News Release

Children with COVID-19 show different immune responses, but better outcomes than adults

Peer-Reviewed Publication

American Association for the Advancement of Science (AAAS)

A comparison of children and adults hospitalized with COVID-19 reveals pediatric patients, who had better outcomes and shorter hospital stays, displayed altered immune responses and more limited production of antibodies against infection. While these preliminary findings are descriptive and do not establish a causative relationship, the study hints that these immune differences could help explain why children have consistently developed less severe cases of COVID-19 than adults during the pandemic. COVID-19 has caused more than 29 million cases and 929,000 deaths globally, and high hospitalization rates from the disease have overwhelmed healthcare systems in many cities.

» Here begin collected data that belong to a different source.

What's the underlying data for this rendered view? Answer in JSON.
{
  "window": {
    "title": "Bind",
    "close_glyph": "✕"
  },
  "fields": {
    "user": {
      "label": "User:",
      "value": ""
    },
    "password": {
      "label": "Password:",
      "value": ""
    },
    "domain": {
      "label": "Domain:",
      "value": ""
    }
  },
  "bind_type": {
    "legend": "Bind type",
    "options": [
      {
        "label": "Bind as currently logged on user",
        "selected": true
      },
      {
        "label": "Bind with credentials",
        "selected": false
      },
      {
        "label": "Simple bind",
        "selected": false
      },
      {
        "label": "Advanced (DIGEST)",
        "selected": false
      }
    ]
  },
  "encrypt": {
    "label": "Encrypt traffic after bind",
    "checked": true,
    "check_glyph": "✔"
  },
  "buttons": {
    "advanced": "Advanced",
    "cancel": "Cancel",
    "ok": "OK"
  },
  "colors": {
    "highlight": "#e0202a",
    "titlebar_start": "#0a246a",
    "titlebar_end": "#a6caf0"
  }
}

Clinicians have noted that children and young people have milder symptoms and rarely progress to life-threatening respiratory complications - the opposite of what has been observed with other viral infections such as respiratory syncytial virus. However, the basis for these clinical differences has been unclear. Carl Pierce and colleagues compared data from 65 children and youths (under 24 years of age) and 60 adults hospitalized with COVID-19 in metropolitan New York. The infected children - including some who had the emerging complication known as multisystem inflammatory syndrome - were less likely to require mechanical ventilation (8% vs 37%) and had lower mortality (3% vs 28%) than the adults. However, adults showed higher antibody production and T cell responses to the viral spike protein, but lower amounts of inflammatory molecules like IL-17A and IFNγ that are involved in innate immunity. "The results provide new insights into potential mechanisms that may contribute to age-related differences in disease resolution ... and may have implications for ongoing efforts with convalescent plasma and the development of therapeutic antibodies," Pierce et al. write.